In article <ustvec$1e302$1@dont-email.me>, ...w¡ñ§±¤ñ wrote...
Philip Herlihy wrote on 3/13/24 4:12 PM:
The machine is a Dell XPS 13. Partitions (in Disk Management) are (rounded):
500MB EFI System partition
225GB OS
852MB now Unallocated after my meddling
10GB Recovery Partition
1GB Recovery Partition
There's another glitch with this machine. The user (not content with transporting the machine with the power plug inserted and banging hell out of
the power socket - repaird) has evidently left it plugged in 24/7 (when not bouncing it off door-frames). So the battery has about 90s life in it from an
indicated 100% charge.
I've realised that unless it's left "on charge" for many minutes then when it's
logged-in the "Critical Power" event kicks in (at 2%) and hibernates the thing.
I turned that off, but then decided it was safer to leave that mechanism in place to avoid possible corruption. But I'd like to increase the 'Critical'
level from 2% to (maybe?) 7%. I find the Control Panel applet simply ignores
attempted changes, and I have to use powercfg with some GUID weirdness to achieve this. As I said, I'm getting too old for this s***...
There is mention here, that the schema can be reset, and maybe
after that you could try again to set it.
https://superuser.com/questions/1341383/how-to-stop-computer-from-entering-sleep-under-critical-battery-trigger-met-mi
There is also a picture of the settings section, in the article.
Since the field can be set to weird values, it almost implies
somehow that this is adaptive ? And adjusts itself ? Otherwise,
how would one individual report his was set to 86%.
https://i.stack.imgur.com/I93RH.png
There is a chip inside the battery pack, which at a minimum
contains a tiny flash memory. And the charge history of the
pack is recorded in there. The OS reads the chip when the
OS boots, and it keeps the table in RAM, and writes it back
out at some point. And since the chip has a "serial number",
this allows the battery pack itself, to carry a summary
of its life history. One of the parameters, is how many
charge cycles it has gone through.
Some laptops, have a charge controller (chip on laptop mobo)

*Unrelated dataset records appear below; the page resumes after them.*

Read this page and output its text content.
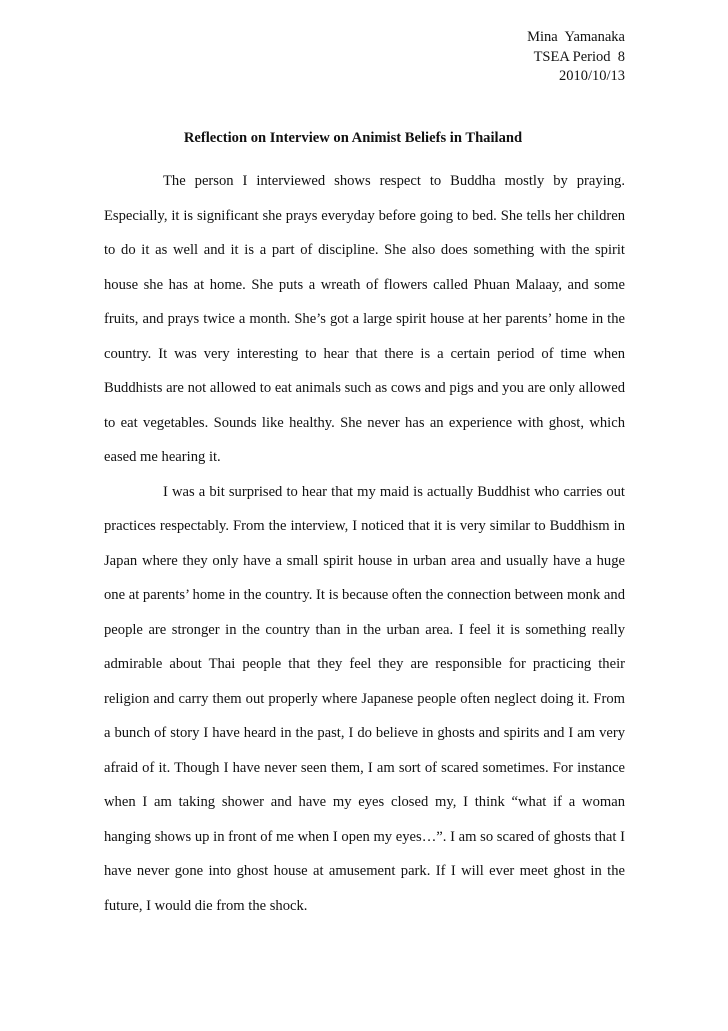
Mina  Yamanaka
TSEA Period  8
2010/10/13
Reflection on Interview on Animist Beliefs in Thailand

The person I interviewed shows respect to Buddha mostly by praying. Especially, it is significant she prays everyday before going to bed. She tells her children to do it as well and it is a part of discipline. She also does something with the spirit house she has at home. She puts a wreath of flowers called Phuan Malaay, and some fruits, and prays twice a month. She’s got a large spirit house at her parents’ home in the country. It was very interesting to hear that there is a certain period of time when Buddhists are not allowed to eat animals such as cows and pigs and you are only allowed to eat vegetables. Sounds like healthy. She never has an experience with ghost, which eased me hearing it.

I was a bit surprised to hear that my maid is actually Buddhist who carries out practices respectably. From the interview, I noticed that it is very similar to Buddhism in Japan where they only have a small spirit house in urban area and usually have a huge one at parents’ home in the country. It is because often the connection between monk and people are stronger in the country than in the urban area. I feel it is something really admirable about Thai people that they feel they are responsible for practicing their religion and carry them out properly where Japanese people often neglect doing it. From a bunch of story I have heard in the past, I do believe in ghosts and spirits and I am very afraid of it. Though I have never seen them, I am sort of scared sometimes. For instance when I am taking shower and have my eyes closed my, I think “what if a woman hanging shows up in front of me when I open my eyes…”. I am so scared of ghosts that I have never gone into ghost house at amusement park. If I will ever meet ghost in the future, I would die from the shock.
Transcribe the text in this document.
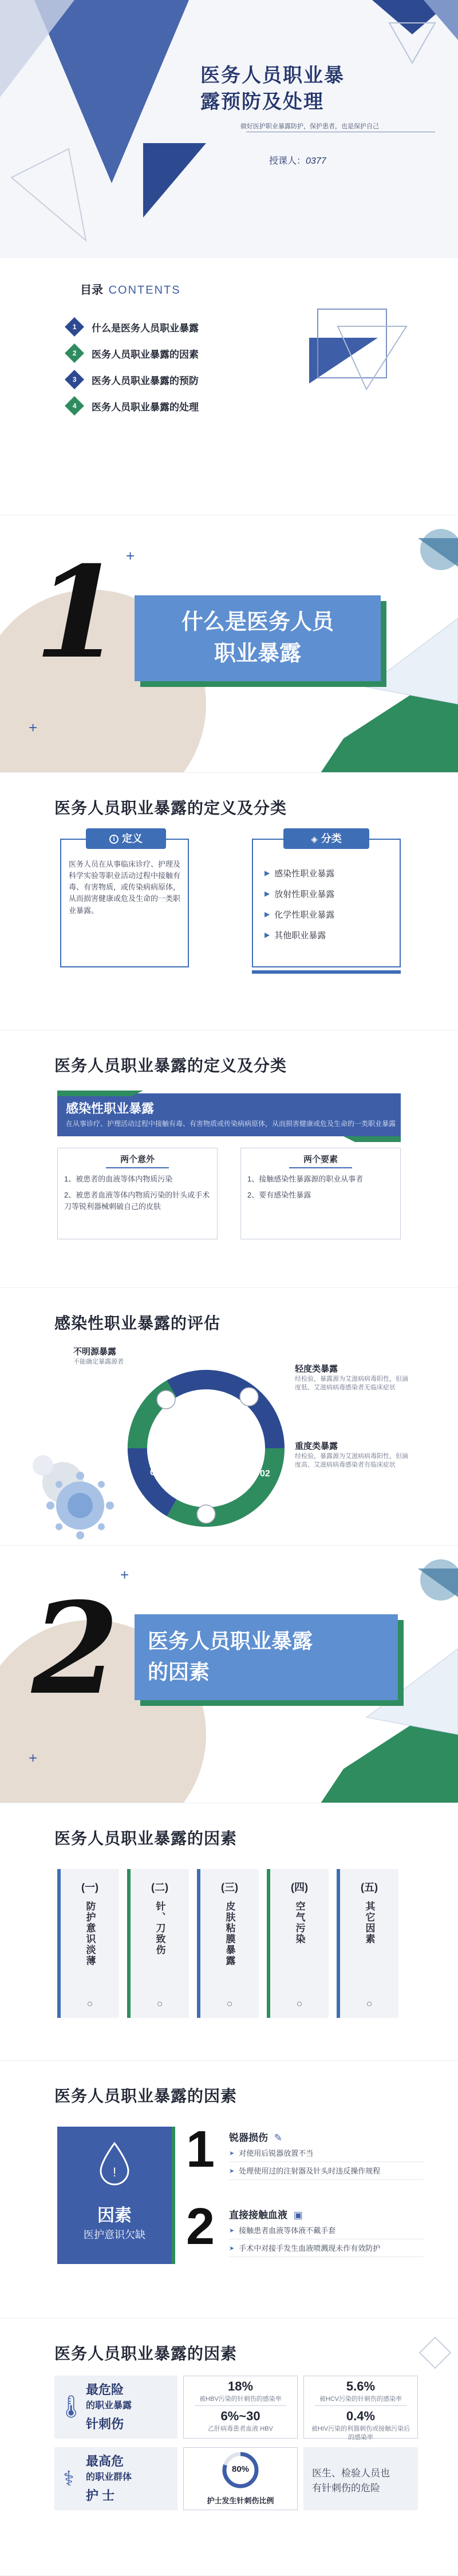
医务人员职业暴
露预防及处理
做好医护职业暴露防护，保护患者，也是保护自己
授课人：0377
目录 CONTENTS
1 什么是医务人员职业暴露
2 医务人员职业暴露的因素
3 医务人员职业暴露的预防
4 医务人员职业暴露的处理
+
+
1	什么是医务人员
职业暴露
医务人员职业暴露的定义及分类
i 定义
医务人员在从事临床诊疗、护理及科学实验等职业活动过程中接触有毒、有害物质，或传染病病原体，从而损害健康或危及生命的一类职业暴露。
◈ 分类
▶ 感染性职业暴露
▶ 放射性职业暴露
▶ 化学性职业暴露
▶ 其他职业暴露
医务人员职业暴露的定义及分类
感染性职业暴露
在从事诊疗、护理活动过程中接触有毒、有害物质或传染病病原体，从而损害健康或危及生命的一类职业暴露
两个意外
1、被患者的血液等体内物质污染
2、被患者血液等体内物质污染的针头或手术刀等锐利器械刺破自己的皮肤
两个要素
1、接触感染性暴露源的职业从事者
2、要有感染性暴露
感染性职业暴露的评估
01
02
03
不明源暴露
不能确定暴露源者
轻度类暴露
经检验，暴露源为艾滋病病毒阳性，但滴度低、艾滋病病毒感染者无临床症状
重度类暴露
经检验，暴露源为艾滋病病毒阳性，但滴度高、艾滋病病毒感染者有临床症状
+
+
2 医务人员职业暴露
的因素
医务人员职业暴露的因素
(一)
防护意识淡薄
○
(二)
针、刀致伤
○
(三)
皮肤粘膜暴露
○
(四)
空气污染
○
(五)
其它因素
○
医务人员职业暴露的因素
!
因素
医护意识欠缺
1 锐器损伤 ✎
➤ 对使用后锐器放置不当
➤ 处理使用过的注射器及针头时违反操作规程
2 直接接触血液 ▣
➤ 接触患者血液等体液不戴手套
➤ 手术中对接手发生血液喷溅现未作有效防护
医务人员职业暴露的因素
🌡
最危险
的职业暴露
针刺伤
18%
被HBV污染的针刺伤的感染率
6%~30
乙肝病毒患者血液 HBV
5.6%
被HCV污染的针刺伤的感染率
0.4%
被HIV污染的利器刺伤或接触污染后的感染率
⚕
最高危
的职业群体
护 士
80%
护士发生针刺伤比例
医生、检验人员也
有针刺伤的危险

that can be set to "only charge to 80%" and this significantly
reduces the impact on the battery from the "user plugs in
24/7" case. That hasn't always been there, so not all laptops
have that. The setting may be in a separate application,
added to the C: drive.
What it's doing, is removing Phase 2 from the
battery charge process. The charger only does CC to get
to 80%, instead of the CC-CV to get to 100%. The CV or
Constant Voltage phase is known as "topping up" and squeezes
the last bit of charge into the battery, from 80% to 100%.
The time spent at 100% charge (or 4.2V per cell), is what
damages the pack. Once at 100% and the charger has switched
off, the battery starts to relax at that point, and drops
back to 3.7V on its own. Car batteries behave a bit like
that too. In terms of relaxing. One difference is, you
can "float" a car battery at 13.5V instead of allowing it
to relax to 12.6V or so, whereas you cannot float a Lithium
cell. When a lithium cell is full, it's full.

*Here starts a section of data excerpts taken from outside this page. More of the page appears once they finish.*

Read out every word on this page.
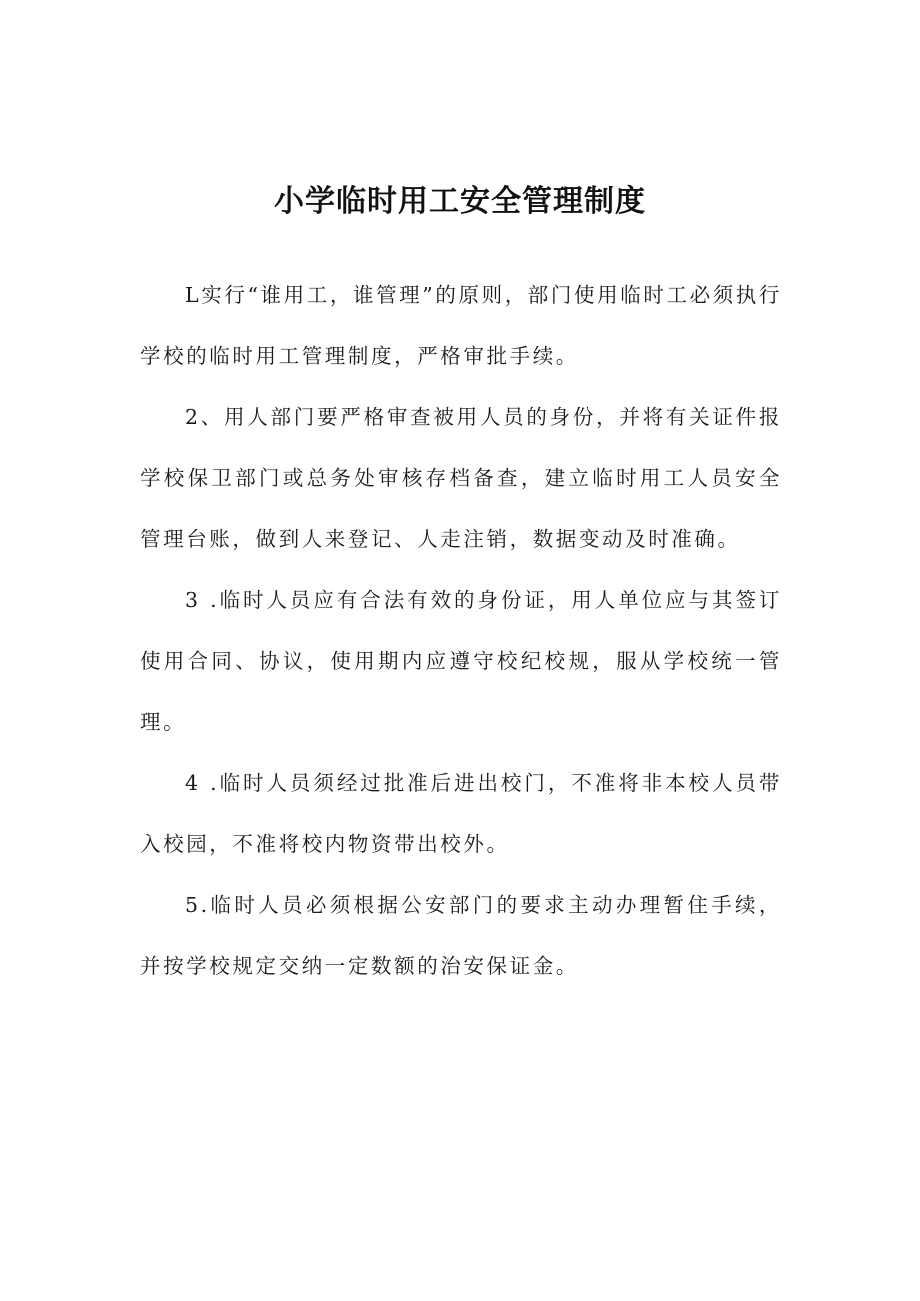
小学临时用工安全管理制度

L实行“谁用工，谁管理”的原则，部门使用临时工必须执行学校的临时用工管理制度，严格审批手续。

2、用人部门要严格审查被用人员的身份，并将有关证件报学校保卫部门或总务处审核存档备查，建立临时用工人员安全管理台账，做到人来登记、人走注销，数据变动及时准确。

3 .临时人员应有合法有效的身份证，用人单位应与其签订使用合同、协议，使用期内应遵守校纪校规，服从学校统一管理。

4 .临时人员须经过批准后进出校门，不准将非本校人员带入校园，不准将校内物资带出校外。

5.临时人员必须根据公安部门的要求主动办理暂住手续，并按学校规定交纳一定数额的治安保证金。
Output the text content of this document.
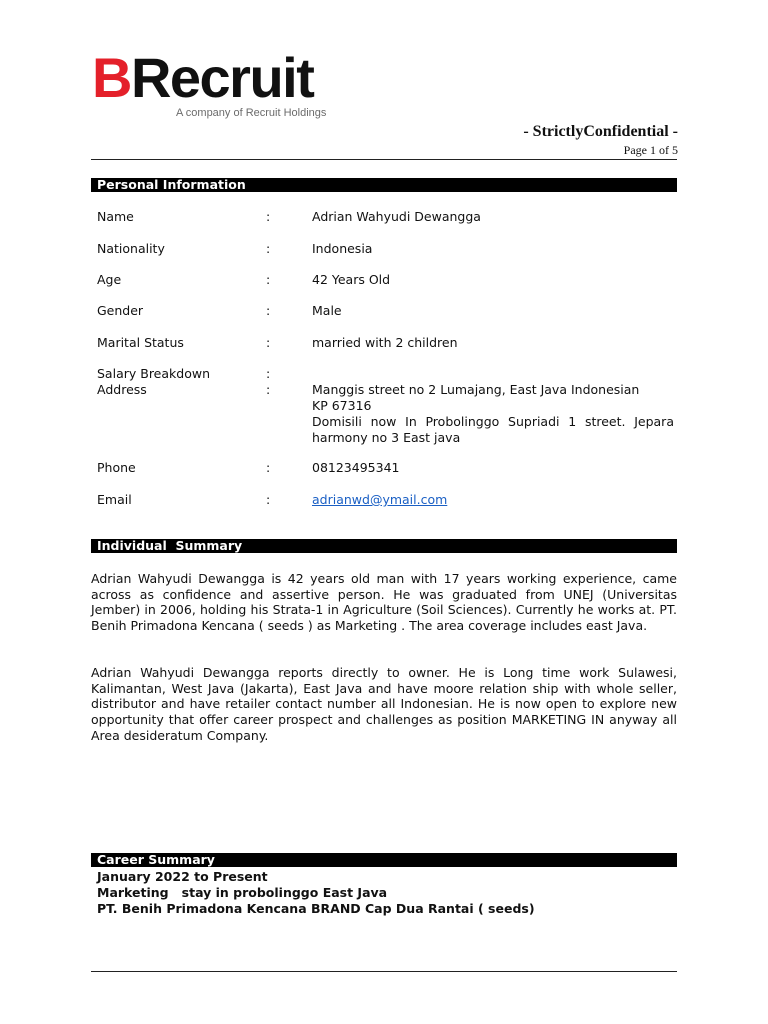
BRecruit
A company of Recruit Holdings
- StrictlyConfidential -
Page 1 of 5
Personal Information
Name	:	Adrian Wahyudi Dewangga
Nationality	:	Indonesia
Age	:	42 Years Old
Gender	:	Male
Marital Status	:	married with 2 children
Salary Breakdown	:
Address	:	Manggis street no 2 Lumajang, East Java Indonesian
KP 67316
Domisili now In Probolinggo Supriadi 1 street. Jepara harmony no 3 East java
Phone	:	08123495341
Email	:	adrianwd@ymail.com
Individual  Summary
Adrian Wahyudi Dewangga is 42 years old man with 17 years working experience, came across as confidence and assertive person. He was graduated from UNEJ (Universitas Jember) in 2006, holding his Strata-1 in Agriculture (Soil Sciences). Currently he works at. PT. Benih Primadona Kencana ( seeds ) as Marketing . The area coverage includes east Java.
Adrian Wahyudi Dewangga reports directly to owner. He is Long time work Sulawesi, Kalimantan, West Java (Jakarta), East Java and have moore relation ship with whole seller, distributor and have retailer contact number all Indonesian. He is now open to explore new opportunity that offer career prospect and challenges as position MARKETING IN anyway all Area desideratum Company.
Career Summary
January 2022 to Present
Marketing   stay in probolinggo East Java
PT. Benih Primadona Kencana BRAND Cap Dua Rantai ( seeds)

The lithium cell would have to drop significantly, before
another charge cycle starts. The charger cannot start at
3.7V, because the pack is still full at that point. It
would need a bit of hysteresis and maybe start charging
again at 3.5V or so. Even if sleeping, it should not
be "on-charge" constantly, and it should be taking
a break once in a while. But the number of charge cycles,
if left plugged in, it still probably quite high.